Des pratiques mafieuses
Alliance est une mafia interne à la police, qui fait peur à tout le monde. Le Canard Enchaîné rappelait une série de coups de pression hallucinants dans son numéro du 21 juin 2022. Un «grand chef» du syndicat a été arrêté au volant en état d’ébriété au mois d’avril. Alliance a passé des coups de téléphone, a envoyé ses militants mettre un coup de pression au commissariat où était embarqué le chauffard, qui a été relâché sans poursuite.
Une policière de Seine-Saint-Denis a couvert son mari qui a commis des vols et entreposé ses larcins dans leur appartement – on appelle cela de la complicité et du recel en langage flic : Alliance a mis la pression pour qu’elle soit réintégrée. Avec succès.
En Seine-Saint-Denis, une patronne de la «police en tenue» a essayé de faire le ménage dans la Compagnie d’Intervention du 93, impliquée dans une énorme affaire de racket, de vols et de violences. Alliance a obtenu la tête de cette policière. Et la compagnie mafieuse a été réintégrée. Alliance est une machine à remettre en service les policiers les plus indéfendables, les plus dangereux.
Éborgnés
En octobre 2019, Alliance organise une «marche» pour ses militants à Paris. Sur le parcours, des contre-manifestants brandissent des photos de personnes mutilées par les forces de l’ordre lors des manifestations de Gilets Jaunes. Devant ces pancartes, plusieurs policiers tenant des drapeaux du syndicat s’approchent et se cachent un œil avec leur main pour imiter les éborgnés. Sur une vidéo, on les entend crier en direction des contre-manifestants : «T’as un truc à l’œil là», «Je vois pas ce qui est marqué», les autres rient. Un autre mime un éborgnement. Tous revendiquent clairement les mutilations. Pire, ils s’en amusent.
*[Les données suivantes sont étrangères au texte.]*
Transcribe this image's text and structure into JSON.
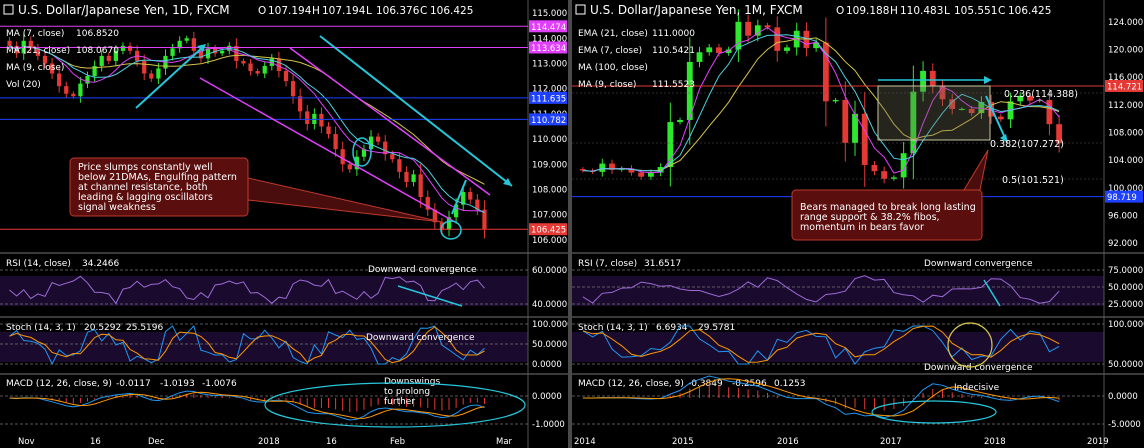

Le syndicat écrit les lois
Les policiers ne sont pas seulement au-dessus des lois, ils les écrivent. C’est Alliance qui avait réclamé dès 2018 au Ministre de l’intérieur qu’il soit interdit de filmer les policiers. Selon le syndicat, «au-delà de la question du droit à l’image des policiers, l’enjeu est leur sécurité», la diffusion de vidéos sur les réseaux sociaux les exposant à «être reconnus». Alliance réclamait donc «une modification législative de la loi sur la liberté de la presse et d’expression» pour garantir l’impunité des forces de l’ordre. Vœux exaucé, puisque deux ans plus tard, la «Loi de sécurité globale» de Darmanin comportait cette mesure.
«Tous les policiers ne sont pas violents» entend-on souvent. Peut-être. Sauf qu’Alliance représente 44,35% du corps d’encadrement et d’application de la Police Nationale française et que les autres syndicats policiers ne valent pas mieux. Non seulement Alliance ne dénonce pas les agents violents, mais les protège, les réintègre, et élimine les rares fonctionnaires qui tentent de contenir un peu la barbarie de leurs collègues.
Pire, ce syndicat puissant est très proche du pouvoir. C’est lui qui nomme, de fait, les ministres de l’Intérieur et gère les carrières. C’est aussi Alliance qui squatte quotidiennement les plateaux télés pour répandre des mensonges et orienter les sujets d’actualité. La République française est donc co-dirigée depuis des années par un syndicat policier d’extrême droite.